When the 1901 Census was taken 25 year old William was living at 171 Great Portwood Street, Stockport, with his parents, Joseph and Mary and his younger brother and sister, Charles and Margaret.
He was working as a spinner in a cotton mill and is believed to have continued to do this work until he enlisted into the army, probably in the middle of 1915. It's not known if he was amongst the original members of the 21st Battalion who went overseas in November 1915 or whether he joined them later as part of a draft of replacement troops. William took part in the Battle of the Somme in the summer and autumn of that year and, around September, he undertook a act of bravery for which he was awarded the Military Medal. The award was officially published in the London Gazette in its edition of 9 December 1916, but the details are unknown.

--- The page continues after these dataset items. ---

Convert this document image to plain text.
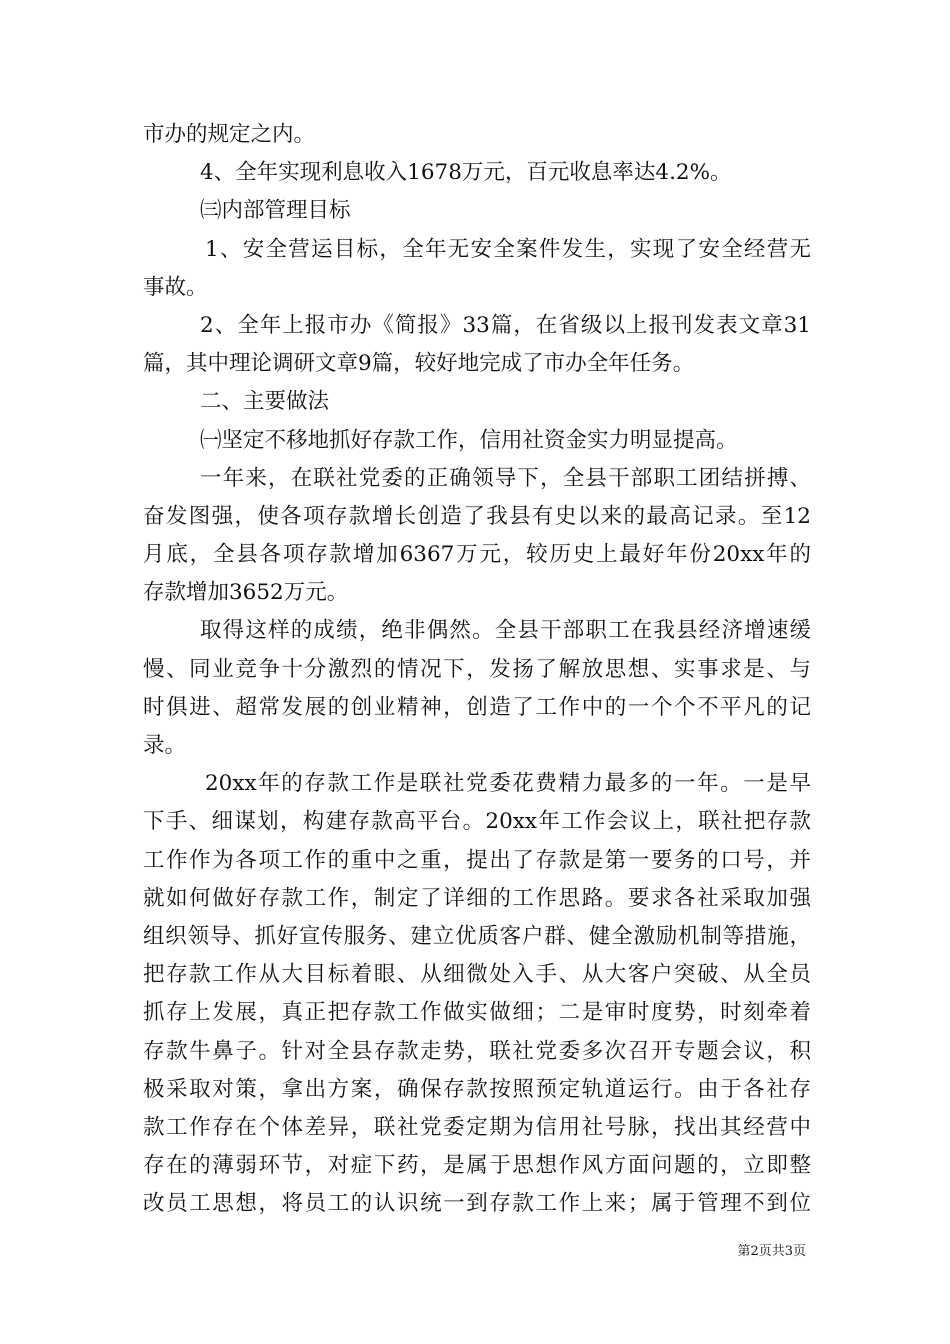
市办的规定之内。
4、全年实现利息收入1678万元，百元收息率达4.2%。
㈢内部管理目标
1、安全营运目标，全年无安全案件发生，实现了安全经营无
事故。
2、全年上报市办《简报》33篇，在省级以上报刊发表文章31
篇，其中理论调研文章9篇，较好地完成了市办全年任务。
二、主要做法
㈠坚定不移地抓好存款工作，信用社资金实力明显提高。
一年来，在联社党委的正确领导下，全县干部职工团结拼搏、
奋发图强，使各项存款增长创造了我县有史以来的最高记录。至12
月底，全县各项存款增加6367万元，较历史上最好年份20xx年的
存款增加3652万元。
取得这样的成绩，绝非偶然。全县干部职工在我县经济增速缓
慢、同业竞争十分激烈的情况下，发扬了解放思想、实事求是、与
时俱进、超常发展的创业精神，创造了工作中的一个个不平凡的记
录。
20xx年的存款工作是联社党委花费精力最多的一年。一是早
下手、细谋划，构建存款高平台。20xx年工作会议上，联社把存款
工作作为各项工作的重中之重，提出了存款是第一要务的口号，并
就如何做好存款工作，制定了详细的工作思路。要求各社采取加强
组织领导、抓好宣传服务、建立优质客户群、健全激励机制等措施，
把存款工作从大目标着眼、从细微处入手、从大客户突破、从全员
抓存上发展，真正把存款工作做实做细；二是审时度势，时刻牵着
存款牛鼻子。针对全县存款走势，联社党委多次召开专题会议，积
极采取对策，拿出方案，确保存款按照预定轨道运行。由于各社存
款工作存在个体差异，联社党委定期为信用社号脉，找出其经营中
存在的薄弱环节，对症下药，是属于思想作风方面问题的，立即整
改员工思想，将员工的认识统一到存款工作上来；属于管理不到位
第2页共3页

On 10 may 1917, the Manchesters moved to a camp near Mory, in preparation for an attack on German positions at Bullecourt. After making the necessary final arrangements, they moved into their assembly positions and were ready by 10pm on the 11th. "A" and "B" Companies were in support of the 1st South Staffords and would "mop up" any pockets of German resistance. "C" and "D" Companies would undertake the same job for the 2nd Queens.

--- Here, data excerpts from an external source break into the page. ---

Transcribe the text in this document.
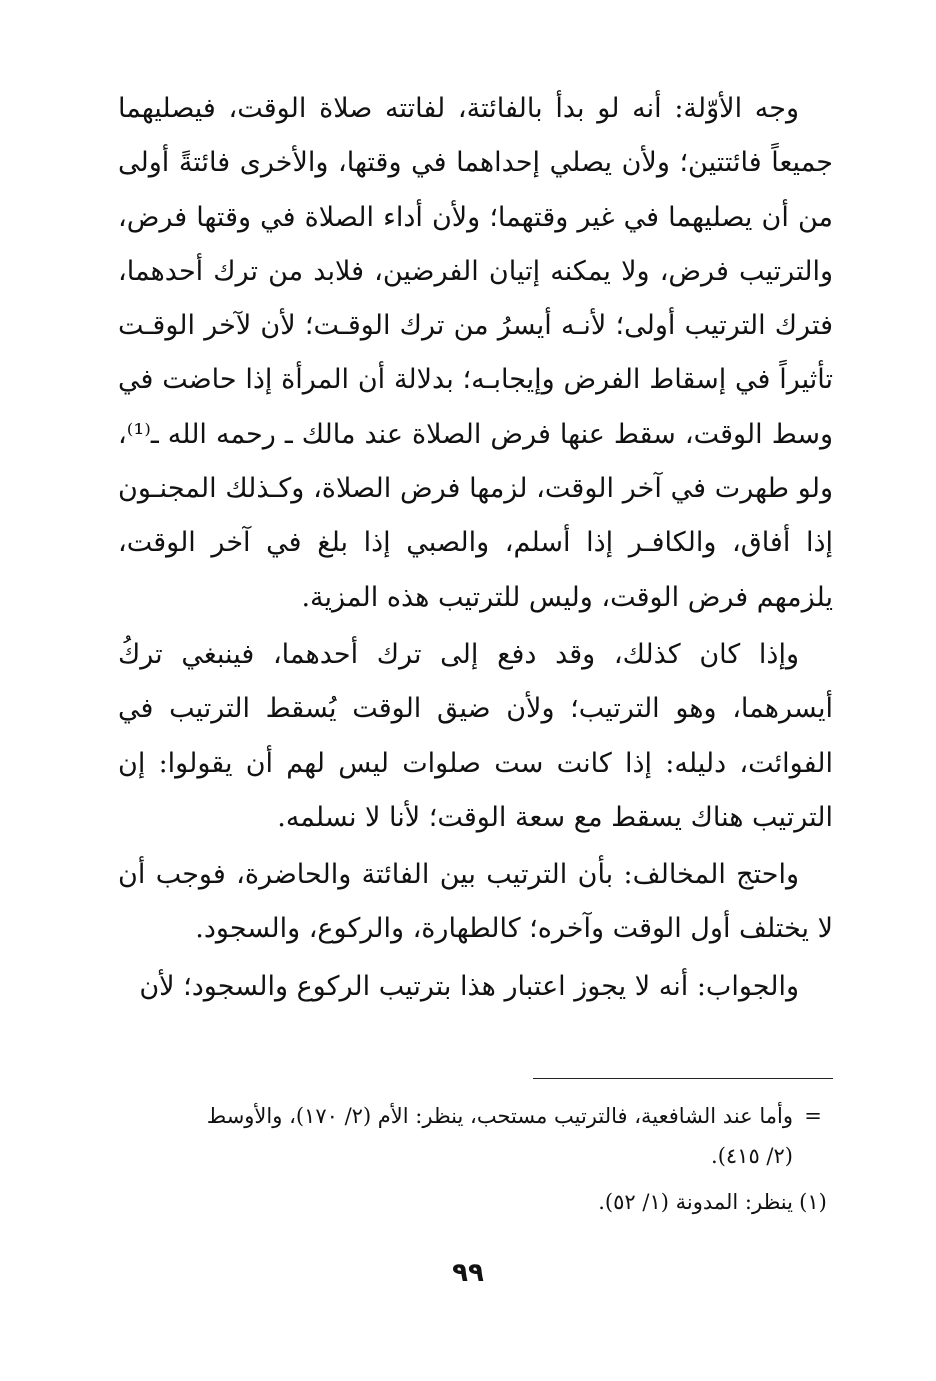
وجه الأوّلة: أنه لو بدأ بالفائتة، لفاتته صلاة الوقت، فيصليهما جميعاً فائتتين؛ ولأن يصلي إحداهما في وقتها، والأخرى فائتةً أولى من أن يصليهما في غير وقتهما؛ ولأن أداء الصلاة في وقتها فرض، والترتيب فرض، ولا يمكنه إتيان الفرضين، فلابد من ترك أحدهما، فترك الترتيب أولى؛ لأنـه أيسرُ من ترك الوقـت؛ لأن لآخر الوقـت تأثيراً في إسقاط الفرض وإيجابـه؛ بدلالة أن المرأة إذا حاضت في وسط الوقت، سقط عنها فرض الصلاة عند مالك ـ رحمه الله ـ⁽¹⁾، ولو طهرت في آخر الوقت، لزمها فرض الصلاة، وكـذلك المجنـون إذا أفاق، والكافـر إذا أسلم، والصبي إذا بلغ في آخر الوقت، يلزمهم فرض الوقت، وليس للترتيب هذه المزية.

وإذا كان كذلك، وقد دفع إلى ترك أحدهما، فينبغي تركُ أيسرهما، وهو الترتيب؛ ولأن ضيق الوقت يُسقط الترتيب في الفوائت، دليله: إذا كانت ست صلوات ليس لهم أن يقولوا: إن الترتيب هناك يسقط مع سعة الوقت؛ لأنا لا نسلمه.

واحتج المخالف: بأن الترتيب بين الفائتة والحاضرة، فوجب أن لا يختلف أول الوقت وآخره؛ كالطهارة، والركوع، والسجود.

والجواب: أنه لا يجوز اعتبار هذا بترتيب الركوع والسجود؛ لأن

=
وأما عند الشافعية، فالترتيب مستحب، ينظر: الأم (٢/ ١٧٠)، والأوسط
(٢/ ٤١٥).
(١)
ينظر: المدونة (١/ ٥٢).
٩٩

Zero hour was 3.40am on the 12th and the Staffords and Queens attacked. The Queens secured their objectives with relative ease and the Manchesters were only called forward afterwards to assist with the process of consolidating the gains. The Staffords met with considerably more opposition from the Germans and "A" and "B" Companies were soon in action in support.
Records show that 34 men from the Battalion had been killed. However, all but two have their date of death recorded as the 11th. This seems most improbable as during that day, they were either making their way to the assembly positions or waiting to attack in the trenches. It seems likely that the officer preparing the casualty return at the time has made a simple date error in the report.